You've always talked about meeting angels here on earth - you will be blessed with a whole slew of new ones.

Those who suffer from illness want and deserve to die with GRACE. We will all face our own mortality at one time or another. I am so thankful for Hospice organizations, and for the help and care they provide for those who struggle with illness.

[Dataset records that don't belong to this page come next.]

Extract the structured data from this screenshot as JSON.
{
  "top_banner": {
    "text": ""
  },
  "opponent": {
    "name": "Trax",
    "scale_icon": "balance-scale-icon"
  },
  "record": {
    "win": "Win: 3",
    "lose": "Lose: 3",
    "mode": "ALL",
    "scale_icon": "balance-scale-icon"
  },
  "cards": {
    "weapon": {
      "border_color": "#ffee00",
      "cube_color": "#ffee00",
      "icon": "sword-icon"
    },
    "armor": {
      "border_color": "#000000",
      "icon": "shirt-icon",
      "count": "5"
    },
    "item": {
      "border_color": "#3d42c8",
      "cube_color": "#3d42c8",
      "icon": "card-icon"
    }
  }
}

"Jesus said to her, "I am the resurrection and the life. He who believes in Me will live, even though he dies; and whoever lives and believes in Me will never die. Do you believe this?" John 11:25-26

I love you Jane!

JK

Anonymous said...

Jane, I didn't sleep well after our visit yesterday. You know I am the one who never lets you cry much and tries to be the rock. Well, you must know that the tears always come after. I'm not sure even where they come from...memories of my mom come to mind...your courageous and unfailing love for life...the knowing that you won't be with us here on earth forever...the fear of what I will do when I can't check your blog 10 times a day!!!
I, along with many others, love you dearly. You have brought something to our lives that no one else could ever do. I have learned so much from you. I love you. God loves you. Psalm 31:7 says, "I am overcome with joy because of your unfailing love, for you have seen my troubles, and you care about the anguish of my soul."
Lisa P

Anonymous said...

Jane, As you travel this new journey I want you to know that I am with you all the way holding your hand, continuing to pray for you and your family. I am saddened, but also completely understand why you have made this decision. I will stand by you all the way. You are on my mind and in my heart constantly. I am proud to call you a friend and a "sister". Much love, Marie D

Anonymous said...

You are a survivor Jane! I pray for your needs and your family.
Love,
Renee
(worked with Jane at the bank)

Anonymous said...

Jane

Along with your family and other friends, we are all here for you. And we all love you Jane! I hope you know that. I will continue to pray for you and Barry and Tim.